C’est pourquoi, chaque année, nous célébrons Camerone. Pas pour un Empire, ni pour une idéologie, mais pour l’exemple. Pour Danjou, pour Vilain, pour Constantin, pour le tambour Laï. Ce simple légionnaire d’origine italienne, laissé pour mort sur le terrain, dépouillé de ses vêtements, qui survécut par miracle. Pour tous ceux qui ont tenu alors que tout leur commandait de céder. Leur geste parle encore, là où, de nos jours, tant de discours s’effacent sitôt prononcés.
Vous tentez également, dans votre prise de parole, maladroite et futile, de dresser une opposition aussi grossière qu’indigne entre le Chef des Armées, les soldats, les militaires et les Légionnaires — comme s’il pouvait exister la moindre scission entre celui qui commande et ceux qui obéissent, sans trahir l’esprit même du Devoir, de la Fidélité et de l’Honneur. Vous ne connaissez donc rien, semble-t-il, de ces hommes (et de ces femmes), sans qui la France ne serait pas ce qu’elle est.
L’Histoire ne se décide pas dans les salons, dans les meetings ou en faisant le « buzz » sur les réseaux sociaux. Elle se forge dans la boue, dans le sang, dans le silence de ceux qui tombent, et dans les pas de ceux qui avancent malgré tout.
Alors oui, ne vous en déplaise, nous continuerons d’honorer Camerone. Non pas pour glorifier un passé révolu, mais pour rappeler ce que valent l’engagement, la fidélité, le don de soi.
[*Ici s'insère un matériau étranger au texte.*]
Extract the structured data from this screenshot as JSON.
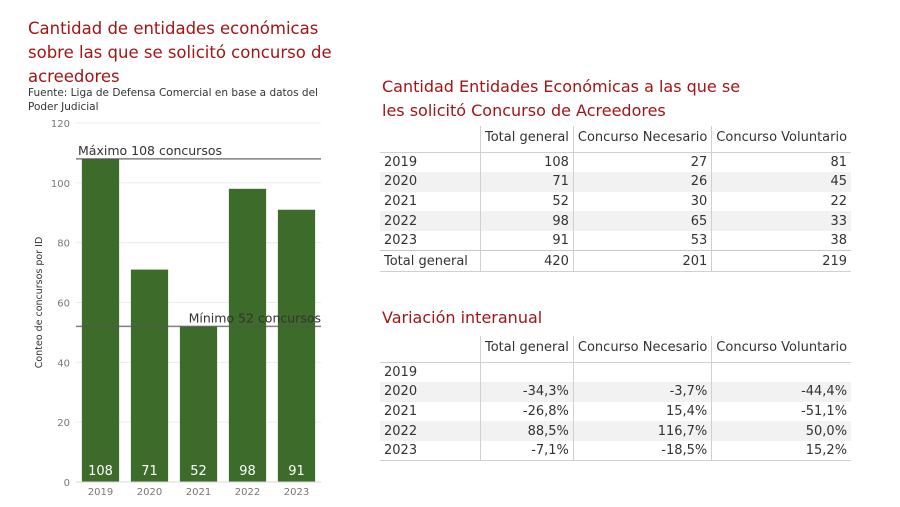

Pour rappeler que si certains parlent, d’autres agissent. Et que ces actes-là font tenir un pays, bien plus sûrement que toutes les postures et toutes les tribunes médiatiques.
Pendant que d’aucuns discourent, nous, Anciens et Frères d’armes en activité, continuerons à transmettre cette mémoire. Avec humilité, mais avec constance. Parce que nous savons ce que vaut un serment. Parce que nous connaissons le prix du sang. Parce que nous sommes fiers de servir — ou d’avoir servi — notre pays. Parce que nous sommes, avons été et resterons, de cœur et d’esprit, des Képis blancs.
Et puisque vous semblez apprécier Victor Hugo, je terminerai par cette citation :
« Les bêtes sont au bon Dieu, mais la bêtise est à l’homme. »
Il appartient ensuite à chacun, vous en conviendrez sans doute, de choisir de quel côté il se tient.
Avec la considération que méritent vos propos.
Capitaine (e.r.) Jean-Marie DIEUZE
Ancien officier à Titre étranger.
Œuvre du Capitaine (e.r.) Louis Perez Y Cid.